町が襲われてはいないが、襲われてからでは遅い。町は騎士団の武器や防具を作る場であり、失うわけにはいかないのだ。
「一月の滞在で、俺達はランダートからローランの間、ここが持ち場だ」
集められた数人の騎士達は、クオンの話を聞きながら頷く。
月光騎士団の小隊を任せる騎士達で五人いる。その中には今回から任せることにした、イェンテ・オースブラも当然いた。
「昼の責任者は俺がやる。補佐はリーナだ」
「はい。お任せください」
本当は夜が好きだったりするが、リュースに怒られてからは昼の指揮にしているという裏話があったりする。

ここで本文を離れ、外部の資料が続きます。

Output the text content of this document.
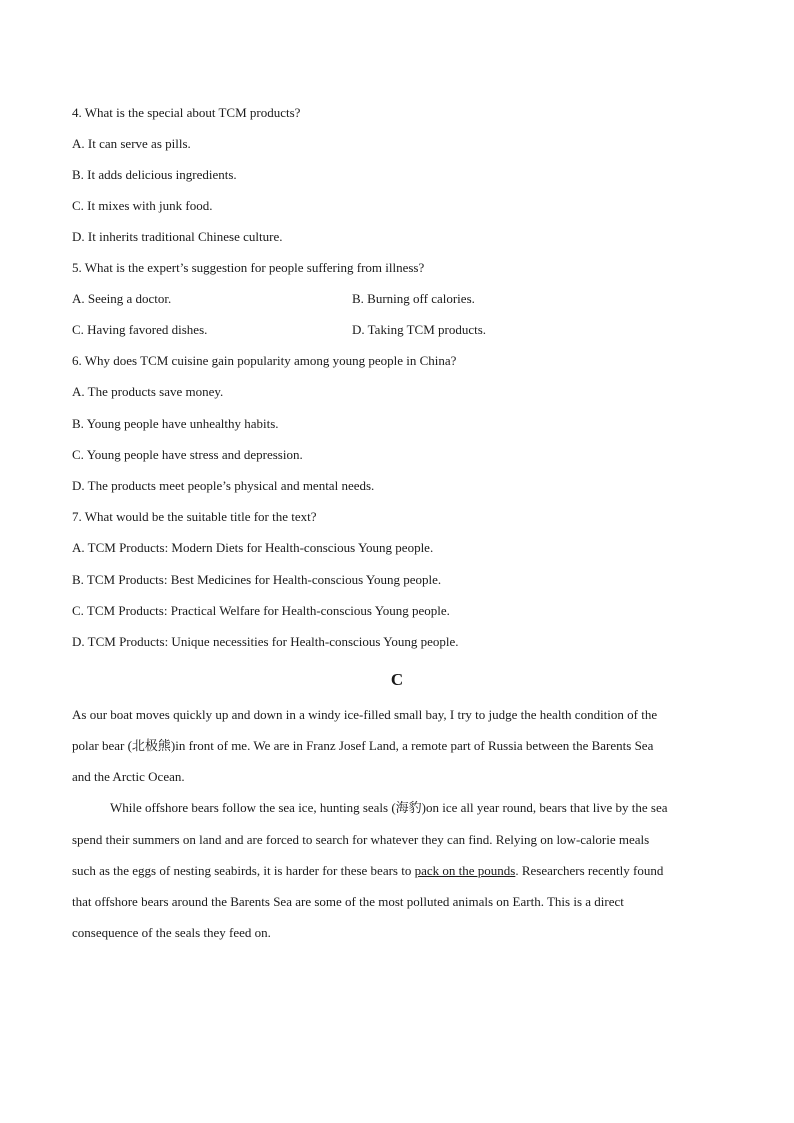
4. What is the special about TCM products?
A. It can serve as pills.
B. It adds delicious ingredients.
C. It mixes with junk food.
D. It inherits traditional Chinese culture.
5. What is the expert’s suggestion for people suffering from illness?
A. Seeing a doctor.	B. Burning off calories.
C. Having favored dishes.	D. Taking TCM products.
6. Why does TCM cuisine gain popularity among young people in China?
A. The products save money.
B. Young people have unhealthy habits.
C. Young people have stress and depression.
D. The products meet people’s physical and mental needs.
7. What would be the suitable title for the text?
A. TCM Products: Modern Diets for Health-conscious Young people.
B. TCM Products: Best Medicines for Health-conscious Young people.
C. TCM Products: Practical Welfare for Health-conscious Young people.
D. TCM Products: Unique necessities for Health-conscious Young people.
C
As our boat moves quickly up and down in a windy ice-filled small bay, I try to judge the health condition of the
polar bear (北极熊)in front of me. We are in Franz Josef Land, a remote part of Russia between the Barents Sea
and the Arctic Ocean.
While offshore bears follow the sea ice, hunting seals (海豹)on ice all year round, bears that live by the sea
spend their summers on land and are forced to search for whatever they can find. Relying on low-calorie meals
such as the eggs of nesting seabirds, it is harder for these bears to pack on the pounds. Researchers recently found
that offshore bears around the Barents Sea are some of the most polluted animals on Earth. This is a direct
consequence of the seals they feed on.
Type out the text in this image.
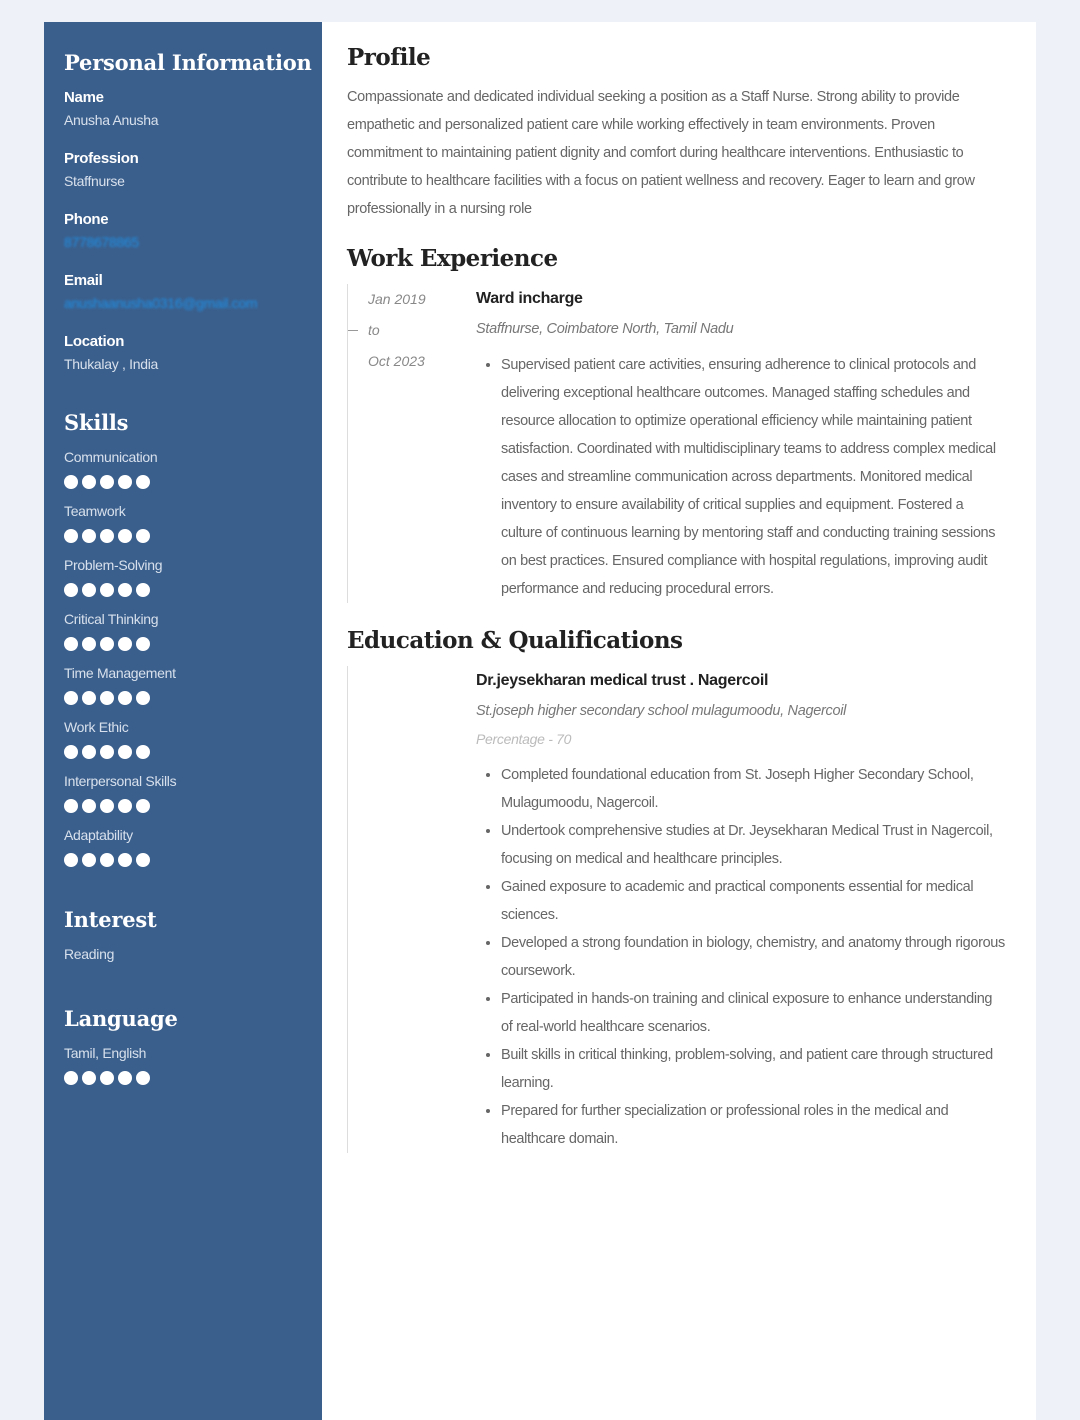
Personal Information
Name
Anusha Anusha
Profession
Staffnurse
Phone
8778678865
Email
anushaanusha0316@gmail.com
Location
Thukalay , India
Skills
Communication
Teamwork
Problem-Solving
Critical Thinking
Time Management
Work Ethic
Interpersonal Skills
Adaptability
Interest
Reading
Language
Tamil, English
Profile

Compassionate and dedicated individual seeking a position as a Staff Nurse. Strong ability to provide empathetic and personalized patient care while working effectively in team environments. Proven commitment to maintaining patient dignity and comfort during healthcare interventions. Enthusiastic to contribute to healthcare facilities with a focus on patient wellness and recovery. Eager to learn and grow professionally in a nursing role

Work Experience
Jan 2019
to
Oct 2023
Ward incharge
Staffnurse, Coimbatore North, Tamil Nadu
• Supervised patient care activities, ensuring adherence to clinical protocols and delivering exceptional healthcare outcomes. Managed staffing schedules and resource allocation to optimize operational efficiency while maintaining patient satisfaction. Coordinated with multidisciplinary teams to address complex medical cases and streamline communication across departments. Monitored medical inventory to ensure availability of critical supplies and equipment. Fostered a culture of continuous learning by mentoring staff and conducting training sessions on best practices. Ensured compliance with hospital regulations, improving audit performance and reducing procedural errors.
Education & Qualifications
Dr.jeysekharan medical trust . Nagercoil
St.joseph higher secondary school mulagumoodu, Nagercoil
Percentage - 70
• Completed foundational education from St. Joseph Higher Secondary School, Mulagumoodu, Nagercoil.
• Undertook comprehensive studies at Dr. Jeysekharan Medical Trust in Nagercoil, focusing on medical and healthcare principles.
• Gained exposure to academic and practical components essential for medical sciences.
• Developed a strong foundation in biology, chemistry, and anatomy through rigorous coursework.
• Participated in hands-on training and clinical exposure to enhance understanding of real-world healthcare scenarios.
• Built skills in critical thinking, problem-solving, and patient care through structured learning.
• Prepared for further specialization or professional roles in the medical and healthcare domain.
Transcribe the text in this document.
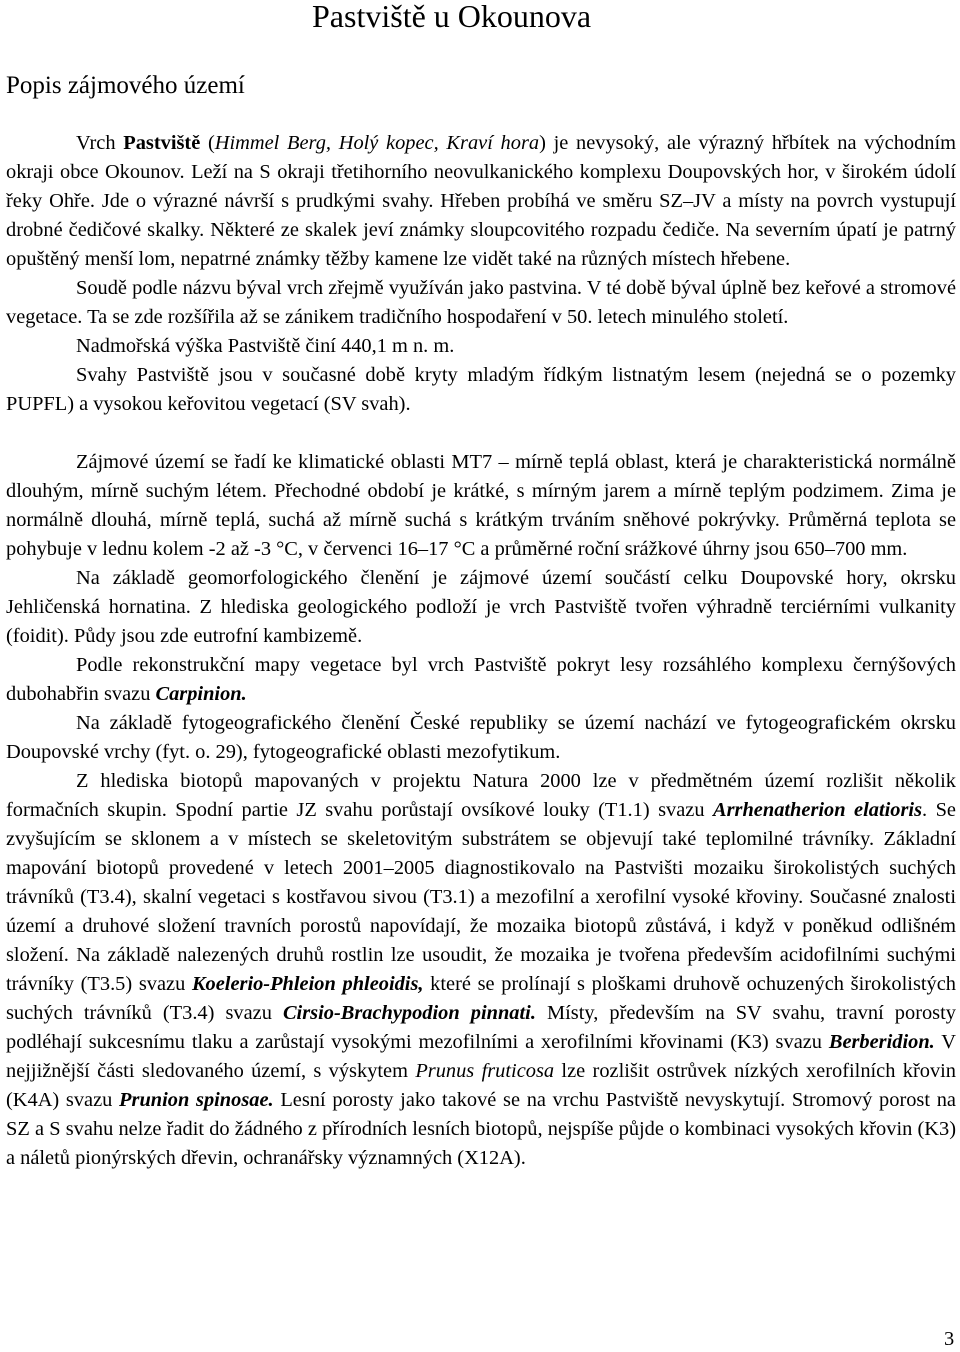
Pastviště u Okounova
Popis zájmového území

Vrch Pastviště (Himmel Berg, Holý kopec, Kraví hora) je nevysoký, ale výrazný hřbítek na východním okraji obce Okounov. Leží na S okraji třetihorního neovulkanického komplexu Doupovských hor, v širokém údolí řeky Ohře. Jde o výrazné návrší s prudkými svahy. Hřeben probíhá ve směru SZ–JV a místy na povrch vystupují drobné čedičové skalky. Některé ze skalek jeví známky sloupcovitého rozpadu čediče. Na severním úpatí je patrný opuštěný menší lom, nepatrné známky těžby kamene lze vidět také na různých místech hřebene.

Soudě podle názvu býval vrch zřejmě využíván jako pastvina. V té době býval úplně bez keřové a stromové vegetace. Ta se zde rozšířila až se zánikem tradičního hospodaření v 50. letech minulého století.

Nadmořská výška Pastviště činí 440,1 m n. m.

Svahy Pastviště jsou v současné době kryty mladým řídkým listnatým lesem (nejedná se o pozemky PUPFL) a vysokou keřovitou vegetací (SV svah).

Zájmové území se řadí ke klimatické oblasti MT7 – mírně teplá oblast, která je charakteristická normálně dlouhým, mírně suchým létem. Přechodné období je krátké, s mírným jarem a mírně teplým podzimem. Zima je normálně dlouhá, mírně teplá, suchá až mírně suchá s krátkým trváním sněhové pokrývky. Průměrná teplota se pohybuje v lednu kolem -2 až -3 °C, v červenci 16–17 °C a průměrné roční srážkové úhrny jsou 650–700 mm.

Na základě geomorfologického členění je zájmové území součástí celku Doupovské hory, okrsku Jehličenská hornatina. Z hlediska geologického podloží je vrch Pastviště tvořen výhradně terciérními vulkanity (foidit). Půdy jsou zde eutrofní kambizemě.

Podle rekonstrukční mapy vegetace byl vrch Pastviště pokryt lesy rozsáhlého komplexu černýšových dubohabřin svazu Carpinion.

Na základě fytogeografického členění České republiky se území nachází ve fytogeografickém okrsku Doupovské vrchy (fyt. o. 29), fytogeografické oblasti mezofytikum.

Z hlediska biotopů mapovaných v projektu Natura 2000 lze v předmětném území rozlišit několik formačních skupin. Spodní partie JZ svahu porůstají ovsíkové louky (T1.1) svazu Arrhenatherion elatioris. Se zvyšujícím se sklonem a v místech se skeletovitým substrátem se objevují také teplomilné trávníky. Základní mapování biotopů provedené v letech 2001–2005 diagnostikovalo na Pastvišti mozaiku širokolistých suchých trávníků (T3.4), skalní vegetaci s kostřavou sivou (T3.1) a mezofilní a xerofilní vysoké křoviny. Současné znalosti území a druhové složení travních porostů napovídají, že mozaika biotopů zůstává, i když v poněkud odlišném složení. Na základě nalezených druhů rostlin lze usoudit, že mozaika je tvořena především acidofilními suchými trávníky (T3.5) svazu Koelerio-Phleion phleoidis, které se prolínají s ploškami druhově ochuzených širokolistých suchých trávníků (T3.4) svazu Cirsio-Brachypodion pinnati. Místy, především na SV svahu, travní porosty podléhají sukcesnímu tlaku a zarůstají vysokými mezofilními a xerofilními křovinami (K3) svazu Berberidion. V nejjižnější části sledovaného území, s výskytem Prunus fruticosa lze rozlišit ostrůvek nízkých xerofilních křovin (K4A) svazu Prunion spinosae. Lesní porosty jako takové se na vrchu Pastviště nevyskytují. Stromový porost na SZ a S svahu nelze řadit do žádného z přírodních lesních biotopů, nejspíše půjde o kombinaci vysokých křovin (K3) a náletů pionýrských dřevin, ochranářsky významných (X12A).

3
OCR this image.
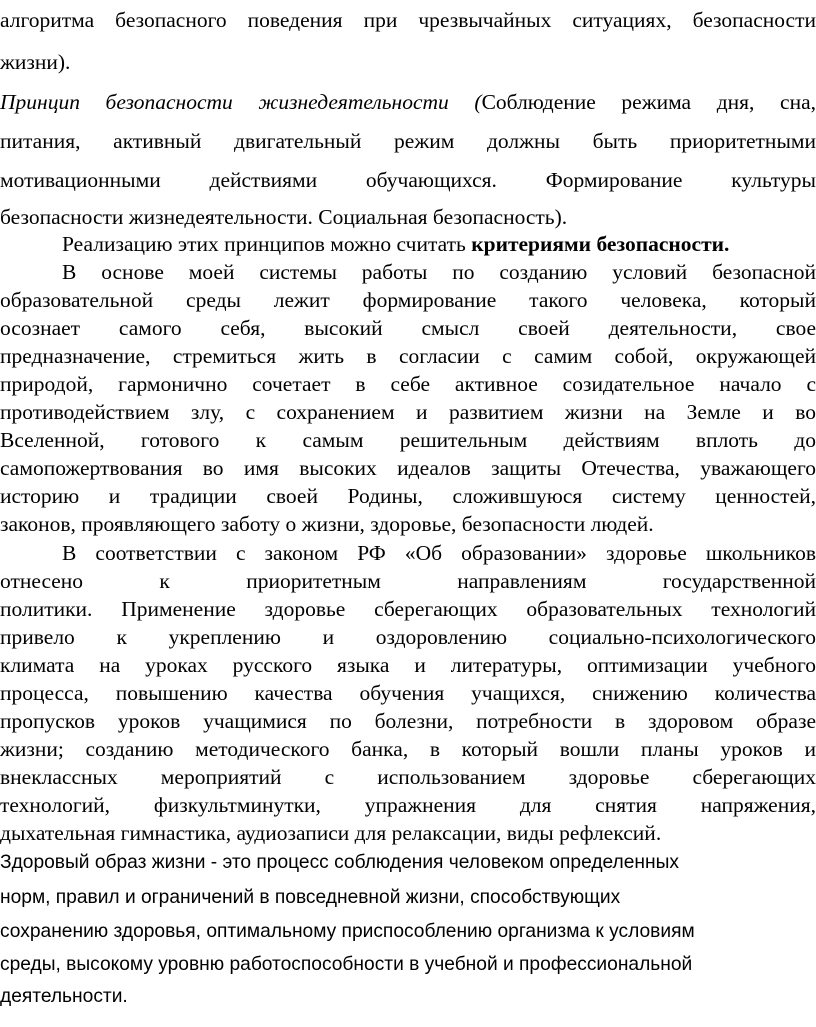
алгоритма безопасного поведения при чрезвычайных ситуациях, безопасности
жизни).
Принцип безопасности жизнедеятельности (Соблюдение режима дня, сна,
питания, активный двигательный режим должны быть приоритетными
мотивационными действиями обучающихся. Формирование культуры
безопасности жизнедеятельности. Социальная безопасность).
Реализацию этих принципов можно считать критериями безопасности.
В основе моей системы работы по созданию условий безопасной
образовательной среды лежит формирование такого человека, который
осознает самого себя, высокий смысл своей деятельности, свое
предназначение, стремиться жить в согласии с самим собой, окружающей
природой, гармонично сочетает в себе активное созидательное начало с
противодействием злу, с сохранением и развитием жизни на Земле и во
Вселенной, готового к самым решительным действиям вплоть до
самопожертвования во имя высоких идеалов защиты Отечества, уважающего
историю и традиции своей Родины, сложившуюся систему ценностей,
законов, проявляющего заботу о жизни, здоровье, безопасности людей.
В соответствии с законом РФ «Об образовании» здоровье школьников
отнесено к приоритетным направлениям государственной
политики. Применение здоровье сберегающих образовательных технологий
привело к укреплению и оздоровлению социально-психологического
климата на уроках русского языка и литературы, оптимизации учебного
процесса, повышению качества обучения учащихся, снижению количества
пропусков уроков учащимися по болезни, потребности в здоровом образе
жизни; созданию методического банка, в который вошли планы уроков и
внеклассных мероприятий с использованием здоровье сберегающих
технологий, физкультминутки, упражнения для снятия напряжения,
дыхательная гимнастика, аудиозаписи для релаксации, виды рефлексий.
Здоровый образ жизни - это процесс соблюдения человеком определенных
норм, правил и ограничений в повседневной жизни, способствующих
сохранению здоровья, оптимальному приспособлению организма к условиям
среды, высокому уровню работоспособности в учебной и профессиональной
деятельности.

昼と夜に分け、そこからさらに三つへ分ける。各騎士団によって違いはあるが、現在月光騎士団はこの体制でやっていた。
クオンが信頼できる小隊長が、少ないのが最大の理由だ。
(信頼できて、判断力があって、束ねることができる人材か…)
難しいものだとため息が漏れそうになり、慌てて呑み込む。今は職務中なのだ。
「夜はリュースだ。リュース、フィル・ラムゼリスの同行を許可する」
「ありがとうございます。実戦に勝る経験はありませんからね」
(鬼だ…)
(鬼ね…)
ニッコリと笑う副官に、クオンとリーナは同時に同じことを思った。
おそらく、他の小隊長達も同じことを思ったのだろう。なんとも言えない表情で、さりげなく視線が逸らされたのだ。
頑張れ、と思ったかもしれない。リュースの隊へ組み込まれた新人騎士へ。
微妙な空気になったその場だったが、クオンは切り替えて話を進める。
「昼の隊だが、レナス・ヴァレリエス」
「はい。いつも通りでよろしいですか?」
「あぁ。任せたぜ」
彼女は北の大陸には珍しい、セイレーンの女騎士。北生まれの北育ちで、月光騎士団でも上位クラスの実力者。
「ふふっ。クオン様に任されたら、しっかりとやらなくてはね」
「嫌な予感しかしねぇ」
「終わったら、クロエ様との手合わせをお頼みしたいです」
「わかったよ」
腕を磨くための手合わせだと知っているだけに、それならいいかと思う。エラのように媚びるわけではないから。
(むしろ、こいつなら嫁でも…)
あれはダメだがこっちならいいよな、とか思ってしまう。副官としてくれと言われたら拒否するが、と内心付け足す。
クオンにとっては大切な部下なのだ。
「シャリーネ・イース、今回は補佐を頼む。イェンテ・オースブラ、初任務だ」
「期待に応えられればいいですが」
少し不安げなイェンテだが、補佐につけるのは普段小隊長をしているシャリーネだ。問題はないと思っていた。
彼女は経験も積んでいる。この一ヶ月で、彼を小隊が率いれるように育ててくれるだろう。
そうでなければ困る。他の騎士団に比べれば人材不足なのだから。
「夜はいつも通りだな。シルビ・アージェントとシンディ・アリーゼ。シンディの希望だったシアシュリトの同行も許可はするけどよ…」
なにか言いたげな視線に、リーナが問題ないと言う。
「もし口説いても、返り討ちにすると思うわ」
「じゃあ、いいか」
独り身のシンディは、よく口説くと有名だったのだ。その場にいた全員が笑えば、シンディは不服そうに見た。
さすがにやらないと言いたかったのかもしれない。